More children in care need to go to boarding school
There are 65,520 children in care, costing the taxpayer £3 billion a year. Of these, around 11% are in institutional children's homes at a cost per child per year of £126,000. By comparison Eton costs
£31,000 a year.
While the odd person who has been to Eton may go on to prison, there is something of a contrast whereby children leaving care are more likely to end up in prison than university.
So it seems obvious that sending more children in care to boarding schools makes sense. Yet the ideological hostility of social workers towards independent schools meant only 17 children were able to take the opportunity under the Pathfinder project of Lord Adonis under the last Labour Government.

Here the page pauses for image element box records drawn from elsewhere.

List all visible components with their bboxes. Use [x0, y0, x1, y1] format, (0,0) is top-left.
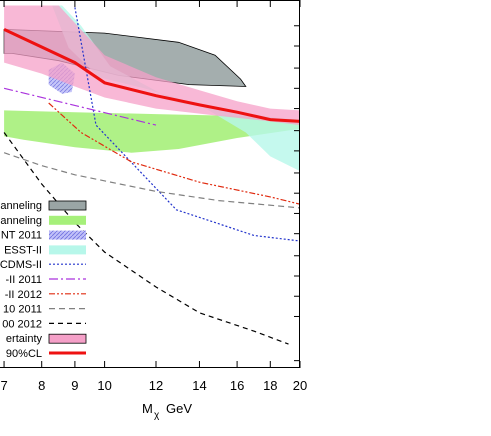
x-tick-label-16: 16 [230, 378, 244, 393]
legend-label-9: ertainty [6, 333, 43, 345]
legend-label-6: -II 2012 [5, 289, 42, 301]
region-r_pink [4, 5, 300, 126]
legend-label-0: anneling [0, 200, 42, 212]
x-axis-title-main: M [142, 401, 153, 416]
axis-ticks: 7 8 9 10 12 14 16 18 20 [0, 0, 307, 393]
legend-label-10: 90%CL [6, 348, 42, 360]
series-line-s_xenon2011 [3, 152, 300, 209]
x-axis-title-sub: χ [154, 410, 160, 421]
legend-label-2: NT 2011 [1, 230, 42, 242]
legend-label-1: anneling [0, 215, 42, 227]
regions-layer [3, 5, 300, 172]
x-tick-label-7: 7 [0, 378, 7, 393]
x-tick-label-18: 18 [263, 378, 277, 393]
legend-label-7: 10 2011 [3, 304, 42, 316]
x-tick-label-20: 20 [293, 378, 307, 393]
legend-label-4: CDMS-II [0, 259, 42, 271]
x-tick-label-8: 8 [38, 378, 45, 393]
legend-label-8: 00 2012 [2, 318, 42, 330]
series-layer [3, 7, 300, 345]
series-line-s_edel2012 [48, 102, 300, 205]
x-tick-label-14: 14 [192, 378, 206, 393]
legend-swatch-1 [49, 215, 86, 225]
series-line-s_xenon2012 [3, 132, 289, 345]
region-r_cyan [52, 5, 300, 172]
series-line-s_limit [3, 28, 300, 123]
x-tick-label-12: 12 [149, 378, 163, 393]
x-tick-label-9: 9 [71, 378, 78, 393]
legend-swatch-3 [49, 245, 86, 255]
x-tick-label-10: 10 [97, 378, 111, 393]
legend-label-3: ESST-II [4, 244, 42, 256]
plot-frame [0, 0, 300, 368]
series-line-s_cdms [74, 7, 300, 242]
x-axis-title-unit: GeV [166, 401, 192, 416]
plot-area [3, 5, 300, 345]
legend: anneling anneling NT 2011 ESST-II CDMS-II -II… [0, 200, 87, 360]
x-axis-title: M χ GeV [142, 401, 192, 421]
region-r_green [4, 110, 300, 153]
legend-swatch-9 [48, 333, 87, 344]
legend-swatch-2 [49, 230, 86, 240]
legend-swatch-0 [48, 200, 87, 211]
legend-label-5: -II 2011 [6, 274, 43, 286]
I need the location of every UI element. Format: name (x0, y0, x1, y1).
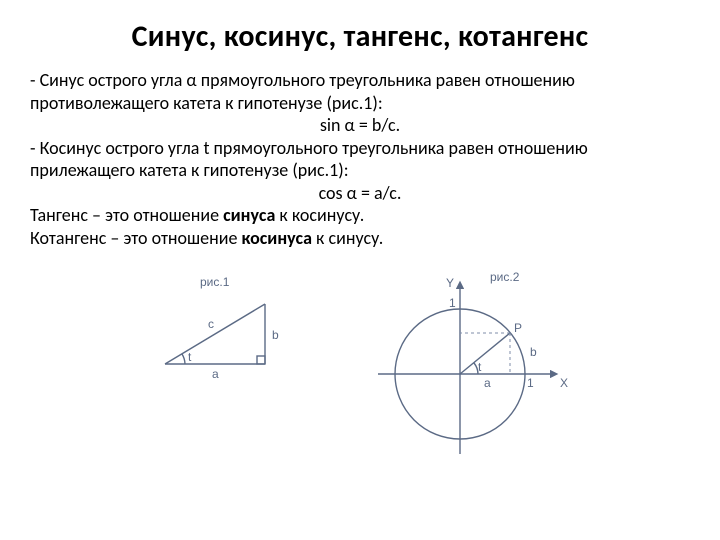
paragraph-cotangent: Котангенс – это отношение косинуса к син… (30, 227, 690, 250)
figure-triangle: рис.1 a b c t (140, 269, 310, 389)
tangent-bold: синуса (223, 204, 275, 226)
cotangent-text-c: к синусу. (312, 227, 383, 249)
fig2-angle: t (478, 360, 482, 374)
figure-unit-circle: рис.2 X Y 1 1 P a b t (360, 269, 580, 469)
fig1-label: рис.1 (200, 275, 230, 289)
cotangent-bold: косинуса (242, 227, 312, 249)
tangent-text-a: Тангенс – это отношение (30, 204, 223, 226)
equation-cosine: cos α = a/c. (30, 182, 690, 205)
fig1-side-c: c (208, 317, 214, 331)
fig1-side-a: a (212, 367, 219, 381)
fig1-angle: t (188, 350, 192, 364)
fig2-axis-y: Y (446, 276, 454, 290)
fig2-one-x: 1 (527, 376, 534, 390)
fig2-b: b (530, 345, 537, 359)
equation-sine: sin α = b/c. (30, 114, 690, 137)
diagrams-container: рис.1 a b c t (30, 269, 690, 469)
fig2-a: a (484, 376, 491, 390)
paragraph-sine: - Синус острого угла α прямоугольного тр… (30, 69, 690, 114)
tangent-text-c: к косинусу. (275, 204, 364, 226)
paragraph-tangent: Тангенс – это отношение синуса к косинус… (30, 204, 690, 227)
page-title: Синус, косинус, тангенс, котангенс (30, 18, 690, 55)
fig1-side-b: b (272, 328, 279, 342)
paragraph-cosine: - Косинус острого угла t прямоугольного … (30, 137, 690, 182)
cotangent-text-a: Котангенс – это отношение (30, 227, 242, 249)
fig2-one-y: 1 (449, 296, 456, 310)
fig2-point-p: P (514, 321, 522, 335)
body-text: - Синус острого угла α прямоугольного тр… (30, 69, 690, 249)
fig2-axis-x: X (560, 376, 568, 390)
fig2-label: рис.2 (490, 270, 520, 284)
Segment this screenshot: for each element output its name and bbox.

Will Michael Gove achieve anything more significant?
Earlier this year I wrote about this for The Spectator, and interviewed Colin Morrison of the Assisted Boarding Network. He told me:
"We now have some 27 local authorities signed up for the Assisted Boarding Network and plan to launch it with a conference in London in Spring 2012."
At present, thousands of children are being set up, at huge public expense, for a life of failure - welfare dependency for most, prison for many more. Boarding school offers an alternative path. The greatest obstacle is not the snobbery of these establishments in refusing to take these children but the bigotry of social workers in denying children the chance to go.
Children's Minister Tim Loughton says in The Times(£) he wants a "significant" increase in the number of vulnerable children given the chance of a boarding school education. I hope it is a very significant increase. Not just one or two noughts added to that pathetic figure of 17 - another three noughts on the end would be more like it.